Over the course of his time in the hospital, 25 family members came to visit, according to KSL.

He had seizures at first, but then his brain activity started to slow, according to the GoFundMe. His family made the decision to take him off life support because “if he were to wake up he would not be able to function the way that he would want to,” Sedgwick wrote.

It wasn’t until her dad died that the family learned what had killed him — rabies, Sedgwick said, according to FOX13.

The state health department called Juanita Giles two days after her husband died and asked her to go to the hospital immediately, she said, according to KSL. She and the other family members who visited Gary Giles got the recommended rabies-prevention vaccines.

In a statement provided to KSL and published Jan. 31, the Utah Department of Health said the family was right to get the treatment.

“Preventive treatment, while life-saving and highly effective, is unfortunately very expensive,” the department said. It said it will work with the family to “hopefully help them find a resolution” regarding the $50,000 bill.

The Centers for Disease Control says that while the cost can vary, “a course of rabies immune globulin and four doses of vaccine given over a two-week period typically exceeds $3,000.”

The cost per human life saved from rabies ranges from approximately $10,000 to $100 million, depending on the nature of the exposure and the probability of rabies in a region,” the CDC says.

Here's what you need to know about contracting and preventing rabies in the United States.

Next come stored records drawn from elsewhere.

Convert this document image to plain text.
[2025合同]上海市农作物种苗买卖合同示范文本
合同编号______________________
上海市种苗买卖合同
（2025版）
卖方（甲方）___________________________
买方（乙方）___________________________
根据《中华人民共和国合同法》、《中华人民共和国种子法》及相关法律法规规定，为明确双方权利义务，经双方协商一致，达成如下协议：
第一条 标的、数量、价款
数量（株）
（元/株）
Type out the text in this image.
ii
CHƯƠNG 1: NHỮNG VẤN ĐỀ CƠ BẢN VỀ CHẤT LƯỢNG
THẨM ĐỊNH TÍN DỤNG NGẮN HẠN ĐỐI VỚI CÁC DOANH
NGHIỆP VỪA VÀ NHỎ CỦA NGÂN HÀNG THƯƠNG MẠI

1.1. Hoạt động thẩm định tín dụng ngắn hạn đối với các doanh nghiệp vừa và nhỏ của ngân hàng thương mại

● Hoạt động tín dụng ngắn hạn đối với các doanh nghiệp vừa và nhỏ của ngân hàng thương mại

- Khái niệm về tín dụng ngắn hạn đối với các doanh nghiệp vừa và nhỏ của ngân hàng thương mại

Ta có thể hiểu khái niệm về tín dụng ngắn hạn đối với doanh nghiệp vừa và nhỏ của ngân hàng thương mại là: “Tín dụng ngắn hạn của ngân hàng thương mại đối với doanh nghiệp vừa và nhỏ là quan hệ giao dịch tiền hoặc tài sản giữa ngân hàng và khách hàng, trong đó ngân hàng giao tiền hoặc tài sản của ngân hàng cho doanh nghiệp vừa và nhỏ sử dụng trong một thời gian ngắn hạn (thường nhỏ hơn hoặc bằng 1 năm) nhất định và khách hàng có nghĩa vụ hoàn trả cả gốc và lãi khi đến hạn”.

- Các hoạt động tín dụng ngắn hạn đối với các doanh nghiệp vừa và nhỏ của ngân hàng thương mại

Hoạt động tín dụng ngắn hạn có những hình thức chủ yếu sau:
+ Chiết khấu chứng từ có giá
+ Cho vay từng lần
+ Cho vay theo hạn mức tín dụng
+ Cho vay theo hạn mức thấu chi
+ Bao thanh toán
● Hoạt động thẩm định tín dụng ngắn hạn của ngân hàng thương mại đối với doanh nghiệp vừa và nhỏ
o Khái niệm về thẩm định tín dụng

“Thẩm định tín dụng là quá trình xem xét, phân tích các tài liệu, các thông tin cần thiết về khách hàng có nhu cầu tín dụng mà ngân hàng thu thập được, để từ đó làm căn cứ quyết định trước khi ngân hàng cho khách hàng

“The CDC estimates that about one to three people in the U.S. each year come down with rabies,” McClatchy previously reported. “Symptoms of rabies include: hallucinations, coma, difficulty swallowing, seizures, stiff neck, muscle spasms, irritability, headache, anxiety and death.”

Gary Giles’ family wants people to be aware of the rabies risk.

“Our hope is that people that see bats in their home contact someone else to have them removed ... that they don’t try to remove them themselves, that they don’t touch them,” Sedgwick said, according to KUTV.